RFS: I’ll have the satisfaction of knowing it’s for our own good.
Reeser: *smolders more*props chin in paw*looks sulky*
RFS: That’s a good Reeser. I knew you’d see it my way. *sits back in chair*
Reeser: *surreptitious attempt to light RFS’s garments on fire*
RFS: *smells smoke*douses flame with remaining tea* Reeser! Shame on you!
Reeser: *grumbles*sulk deepens*
RFS: *annoyed* No more of that. Do you hear me? If you don’t just calm down a little, you’ll end up hurting us and that’s what I’m trying to stop happening, you oaf!
And eventually Reeser shrinks back down into a singular, human entity and sits around, sulking and reading a lot to stop from getting all worked up and angry again. And we think up scenarios like this that we can write about and make ourselves seem a little bit crazy, but not so much that it’s inexcusable.
Anyway, yesterday I read a bunch of Charles Simic poems, and finished the entire Paint It Black! book by Voltaire. It had some nifty looking art projects in it…which I would totally attempt if I had my parents permission to use spraypaint and a drill.
Maybe if I can get some materials together, I will talk Chris into doing some art projects with me so we can spend some time not watching television someday… since he always hates my ideas for doing other things…i.e. puzzles, reading a book together, playing board games…maybe if there’s an opportunity to get paint all over and destroy things with my parents’ powertools, he’ll be more inclined to go along with it. Or maybe I will turn into a winged creature of flame (um, did I describe myself as a balrog in that hypotherical conversation with myself?? o.O) and roar at him until he goes along with it.
That would be bad of me though.
Today I’ve made it halfway through a book called Death: A Life, which is supposed to be a humorous, pretend memoir of Death. It amuses me that the author (George Pendel) even made an introduction where he talks about meeting Death and being asked to write his memoir, and how he put underneath the title “with” George Pendel instead of “by”…very amusing. Plus, I have to admit this book would not make as much sense to me if I had never read Paradise Lost.

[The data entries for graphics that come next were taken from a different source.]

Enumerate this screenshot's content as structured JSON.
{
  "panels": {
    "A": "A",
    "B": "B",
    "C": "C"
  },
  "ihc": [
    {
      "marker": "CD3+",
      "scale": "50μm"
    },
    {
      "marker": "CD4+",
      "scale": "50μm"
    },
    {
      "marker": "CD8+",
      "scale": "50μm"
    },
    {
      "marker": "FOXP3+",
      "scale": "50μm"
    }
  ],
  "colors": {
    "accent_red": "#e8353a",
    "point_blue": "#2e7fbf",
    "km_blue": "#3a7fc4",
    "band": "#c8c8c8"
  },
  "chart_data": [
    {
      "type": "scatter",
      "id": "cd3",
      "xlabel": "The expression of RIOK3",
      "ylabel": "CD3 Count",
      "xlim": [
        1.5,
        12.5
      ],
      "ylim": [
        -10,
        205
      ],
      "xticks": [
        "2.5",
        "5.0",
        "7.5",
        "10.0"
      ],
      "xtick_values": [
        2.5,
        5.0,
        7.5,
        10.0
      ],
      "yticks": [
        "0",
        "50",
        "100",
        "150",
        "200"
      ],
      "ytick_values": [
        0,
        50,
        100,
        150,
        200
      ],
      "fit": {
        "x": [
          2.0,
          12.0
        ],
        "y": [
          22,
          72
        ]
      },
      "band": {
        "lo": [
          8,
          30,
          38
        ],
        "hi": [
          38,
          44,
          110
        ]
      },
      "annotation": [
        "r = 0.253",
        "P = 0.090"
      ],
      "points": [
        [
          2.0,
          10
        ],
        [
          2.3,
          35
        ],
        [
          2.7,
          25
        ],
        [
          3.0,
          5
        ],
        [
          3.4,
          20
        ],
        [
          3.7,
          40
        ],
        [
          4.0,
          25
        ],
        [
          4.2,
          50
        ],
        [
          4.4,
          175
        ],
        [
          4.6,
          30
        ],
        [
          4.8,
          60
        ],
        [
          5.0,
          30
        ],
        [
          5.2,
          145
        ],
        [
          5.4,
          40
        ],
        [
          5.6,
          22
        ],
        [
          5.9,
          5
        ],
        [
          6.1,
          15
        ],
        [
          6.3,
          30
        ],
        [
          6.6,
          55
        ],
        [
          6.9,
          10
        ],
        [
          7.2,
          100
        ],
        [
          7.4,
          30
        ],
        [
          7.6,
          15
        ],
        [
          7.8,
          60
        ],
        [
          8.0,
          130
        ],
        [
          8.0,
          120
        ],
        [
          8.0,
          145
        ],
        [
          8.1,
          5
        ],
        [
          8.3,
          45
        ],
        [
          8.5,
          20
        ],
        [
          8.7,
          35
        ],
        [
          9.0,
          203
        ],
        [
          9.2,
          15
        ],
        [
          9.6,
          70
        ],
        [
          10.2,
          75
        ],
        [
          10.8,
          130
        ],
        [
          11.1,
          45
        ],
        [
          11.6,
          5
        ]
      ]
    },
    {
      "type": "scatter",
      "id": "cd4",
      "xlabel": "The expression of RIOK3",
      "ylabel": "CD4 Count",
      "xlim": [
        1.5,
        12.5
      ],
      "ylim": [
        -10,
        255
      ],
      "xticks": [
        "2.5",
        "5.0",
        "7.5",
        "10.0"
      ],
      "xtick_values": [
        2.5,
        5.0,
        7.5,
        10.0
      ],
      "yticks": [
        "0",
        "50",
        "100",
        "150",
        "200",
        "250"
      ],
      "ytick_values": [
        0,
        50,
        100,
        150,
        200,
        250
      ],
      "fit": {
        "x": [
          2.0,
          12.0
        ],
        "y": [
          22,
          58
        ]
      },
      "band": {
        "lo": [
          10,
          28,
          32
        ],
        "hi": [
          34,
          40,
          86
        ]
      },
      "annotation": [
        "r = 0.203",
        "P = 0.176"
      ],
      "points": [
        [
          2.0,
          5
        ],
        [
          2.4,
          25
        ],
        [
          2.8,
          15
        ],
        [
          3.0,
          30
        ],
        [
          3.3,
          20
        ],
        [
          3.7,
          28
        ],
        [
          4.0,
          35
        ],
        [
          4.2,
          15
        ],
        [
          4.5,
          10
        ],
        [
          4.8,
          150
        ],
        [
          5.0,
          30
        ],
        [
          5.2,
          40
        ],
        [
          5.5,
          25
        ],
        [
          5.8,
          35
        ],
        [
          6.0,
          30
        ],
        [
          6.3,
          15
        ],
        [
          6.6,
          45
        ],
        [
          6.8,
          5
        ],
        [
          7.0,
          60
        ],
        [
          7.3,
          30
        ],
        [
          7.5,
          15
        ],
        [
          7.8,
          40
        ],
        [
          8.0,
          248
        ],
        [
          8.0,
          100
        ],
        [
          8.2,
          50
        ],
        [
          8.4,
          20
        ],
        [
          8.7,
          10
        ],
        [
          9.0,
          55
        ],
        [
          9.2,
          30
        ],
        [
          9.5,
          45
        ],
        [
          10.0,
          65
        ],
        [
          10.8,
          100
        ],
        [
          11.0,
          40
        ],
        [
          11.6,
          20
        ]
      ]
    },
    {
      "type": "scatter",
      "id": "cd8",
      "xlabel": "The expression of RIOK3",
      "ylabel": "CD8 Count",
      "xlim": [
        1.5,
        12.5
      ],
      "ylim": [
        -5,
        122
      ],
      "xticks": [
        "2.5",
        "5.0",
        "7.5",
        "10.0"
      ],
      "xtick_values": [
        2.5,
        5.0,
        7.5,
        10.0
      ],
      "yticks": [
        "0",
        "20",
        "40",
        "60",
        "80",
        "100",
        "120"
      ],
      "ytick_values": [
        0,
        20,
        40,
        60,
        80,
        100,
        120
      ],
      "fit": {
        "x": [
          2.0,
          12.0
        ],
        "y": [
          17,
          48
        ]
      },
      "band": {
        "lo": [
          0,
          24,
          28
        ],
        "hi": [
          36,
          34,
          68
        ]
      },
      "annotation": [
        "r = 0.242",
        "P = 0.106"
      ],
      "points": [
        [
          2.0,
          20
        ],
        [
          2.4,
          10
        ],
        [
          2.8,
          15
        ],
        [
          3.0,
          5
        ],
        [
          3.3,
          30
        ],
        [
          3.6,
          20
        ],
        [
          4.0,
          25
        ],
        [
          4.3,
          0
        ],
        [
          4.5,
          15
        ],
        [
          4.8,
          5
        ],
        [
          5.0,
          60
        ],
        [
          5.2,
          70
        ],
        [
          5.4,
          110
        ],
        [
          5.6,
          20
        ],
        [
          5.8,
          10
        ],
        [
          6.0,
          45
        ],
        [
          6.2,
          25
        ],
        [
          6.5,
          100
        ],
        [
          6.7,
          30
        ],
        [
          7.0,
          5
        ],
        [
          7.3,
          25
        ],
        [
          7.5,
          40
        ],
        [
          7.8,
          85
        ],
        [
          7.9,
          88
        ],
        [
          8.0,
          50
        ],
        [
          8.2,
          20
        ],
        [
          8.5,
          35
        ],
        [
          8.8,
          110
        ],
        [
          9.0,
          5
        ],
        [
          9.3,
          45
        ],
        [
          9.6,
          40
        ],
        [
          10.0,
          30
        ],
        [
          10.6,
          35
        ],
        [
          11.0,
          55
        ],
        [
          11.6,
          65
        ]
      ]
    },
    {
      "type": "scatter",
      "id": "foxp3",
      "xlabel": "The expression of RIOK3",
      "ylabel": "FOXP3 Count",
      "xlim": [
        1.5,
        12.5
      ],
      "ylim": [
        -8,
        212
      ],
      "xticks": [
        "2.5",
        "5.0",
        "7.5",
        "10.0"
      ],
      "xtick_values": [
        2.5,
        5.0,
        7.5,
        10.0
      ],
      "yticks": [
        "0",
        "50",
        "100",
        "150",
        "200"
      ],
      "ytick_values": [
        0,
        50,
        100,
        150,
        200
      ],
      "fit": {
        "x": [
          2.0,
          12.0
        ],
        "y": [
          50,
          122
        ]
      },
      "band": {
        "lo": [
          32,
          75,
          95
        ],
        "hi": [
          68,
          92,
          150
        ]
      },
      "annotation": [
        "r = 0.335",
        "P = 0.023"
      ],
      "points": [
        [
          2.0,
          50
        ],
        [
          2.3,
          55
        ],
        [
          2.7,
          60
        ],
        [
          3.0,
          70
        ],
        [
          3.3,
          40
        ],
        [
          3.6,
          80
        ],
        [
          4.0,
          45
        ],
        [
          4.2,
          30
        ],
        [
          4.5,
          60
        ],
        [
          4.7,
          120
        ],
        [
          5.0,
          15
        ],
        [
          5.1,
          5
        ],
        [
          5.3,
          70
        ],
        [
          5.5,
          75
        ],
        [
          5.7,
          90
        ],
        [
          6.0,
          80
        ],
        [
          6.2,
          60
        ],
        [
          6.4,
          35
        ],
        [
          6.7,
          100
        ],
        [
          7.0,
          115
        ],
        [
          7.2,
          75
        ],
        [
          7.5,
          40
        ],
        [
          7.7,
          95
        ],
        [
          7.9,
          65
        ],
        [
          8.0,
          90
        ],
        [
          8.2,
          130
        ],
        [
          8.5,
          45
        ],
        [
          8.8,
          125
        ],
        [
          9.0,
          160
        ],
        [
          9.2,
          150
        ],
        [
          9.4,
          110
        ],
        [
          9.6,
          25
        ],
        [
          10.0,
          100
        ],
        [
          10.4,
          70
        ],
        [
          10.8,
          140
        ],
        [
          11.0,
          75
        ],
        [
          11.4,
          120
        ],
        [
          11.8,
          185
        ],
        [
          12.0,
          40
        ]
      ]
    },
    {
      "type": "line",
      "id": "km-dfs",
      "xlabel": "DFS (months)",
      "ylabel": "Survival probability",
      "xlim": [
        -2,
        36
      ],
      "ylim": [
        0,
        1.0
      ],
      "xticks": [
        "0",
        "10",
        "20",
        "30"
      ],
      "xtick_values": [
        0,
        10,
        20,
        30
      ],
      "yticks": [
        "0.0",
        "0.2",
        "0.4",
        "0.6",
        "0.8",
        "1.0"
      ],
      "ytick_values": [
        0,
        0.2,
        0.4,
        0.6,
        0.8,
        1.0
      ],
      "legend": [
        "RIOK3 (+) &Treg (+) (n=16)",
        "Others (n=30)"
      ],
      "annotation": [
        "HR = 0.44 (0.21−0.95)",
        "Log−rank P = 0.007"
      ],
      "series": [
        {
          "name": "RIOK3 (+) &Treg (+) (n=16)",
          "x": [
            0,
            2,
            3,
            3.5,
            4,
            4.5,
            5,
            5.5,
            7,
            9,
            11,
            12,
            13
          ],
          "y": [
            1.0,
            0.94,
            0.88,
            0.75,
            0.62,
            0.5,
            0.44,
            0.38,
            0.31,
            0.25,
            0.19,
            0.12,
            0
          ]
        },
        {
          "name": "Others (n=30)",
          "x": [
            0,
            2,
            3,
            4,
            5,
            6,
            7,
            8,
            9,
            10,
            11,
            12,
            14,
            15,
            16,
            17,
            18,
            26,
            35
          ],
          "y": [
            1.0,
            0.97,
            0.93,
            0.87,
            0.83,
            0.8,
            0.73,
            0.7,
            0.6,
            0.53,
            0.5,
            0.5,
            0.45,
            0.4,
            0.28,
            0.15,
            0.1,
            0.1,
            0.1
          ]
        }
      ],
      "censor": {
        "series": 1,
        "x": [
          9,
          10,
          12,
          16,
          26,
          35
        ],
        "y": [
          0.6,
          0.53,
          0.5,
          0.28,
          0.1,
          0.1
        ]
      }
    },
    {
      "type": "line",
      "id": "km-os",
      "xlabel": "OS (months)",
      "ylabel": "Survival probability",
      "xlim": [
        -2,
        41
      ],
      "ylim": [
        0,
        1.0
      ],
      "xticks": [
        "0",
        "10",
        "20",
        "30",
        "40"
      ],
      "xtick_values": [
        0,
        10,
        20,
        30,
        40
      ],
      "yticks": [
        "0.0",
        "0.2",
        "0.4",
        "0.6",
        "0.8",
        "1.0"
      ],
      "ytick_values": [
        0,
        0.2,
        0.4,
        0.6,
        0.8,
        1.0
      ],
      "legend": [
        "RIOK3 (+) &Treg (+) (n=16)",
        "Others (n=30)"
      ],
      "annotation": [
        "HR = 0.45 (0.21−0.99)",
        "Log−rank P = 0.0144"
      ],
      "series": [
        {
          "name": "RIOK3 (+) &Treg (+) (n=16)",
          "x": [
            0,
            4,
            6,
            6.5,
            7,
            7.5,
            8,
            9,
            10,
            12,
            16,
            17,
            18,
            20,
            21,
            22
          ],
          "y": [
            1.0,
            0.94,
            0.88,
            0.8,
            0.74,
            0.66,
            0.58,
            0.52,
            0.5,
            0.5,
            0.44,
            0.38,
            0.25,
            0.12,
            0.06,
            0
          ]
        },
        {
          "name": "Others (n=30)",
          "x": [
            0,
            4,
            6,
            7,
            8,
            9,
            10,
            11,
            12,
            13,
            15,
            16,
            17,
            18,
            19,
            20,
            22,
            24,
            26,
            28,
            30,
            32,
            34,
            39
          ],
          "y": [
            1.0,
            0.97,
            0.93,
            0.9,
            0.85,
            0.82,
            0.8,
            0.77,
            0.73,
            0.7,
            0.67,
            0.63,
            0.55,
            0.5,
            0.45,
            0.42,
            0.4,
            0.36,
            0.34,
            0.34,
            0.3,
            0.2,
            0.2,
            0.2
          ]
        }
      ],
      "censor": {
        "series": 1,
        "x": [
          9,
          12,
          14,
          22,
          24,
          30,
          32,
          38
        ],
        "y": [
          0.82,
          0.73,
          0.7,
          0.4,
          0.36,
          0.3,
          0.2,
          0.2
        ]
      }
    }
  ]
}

Hooray for having studied Restoration Literature : /
Anyway…I was trying to upload the audio for the last promo I made for my show, but my internet is being stupid and won’t do it. On the other hand, if you want to listen to said show this Thursday (7-11pm, EST), the webstream should be up again…
I promise I am not a monster on my show. I just talk about them sometimes.
Chris: So, I’m at his web site now. *pause* His name is Ashton Nyte?
Reeser: *warily* Mmhmm.
Chris: Oh, you’re going down, Mr. A. Nyte! *pause* So this is what he looks like?
Reeser: I guess. I have no idea what you’re looking at.
Chris: Found some pictures… How am I supposed to compete with this guy?! He’s beautiful!
Reeser: *bursts out laughing* Aaw, you say such funny things.
(…from back in summer when Chris discovered that he hates my favourite musician. Silly Chris.)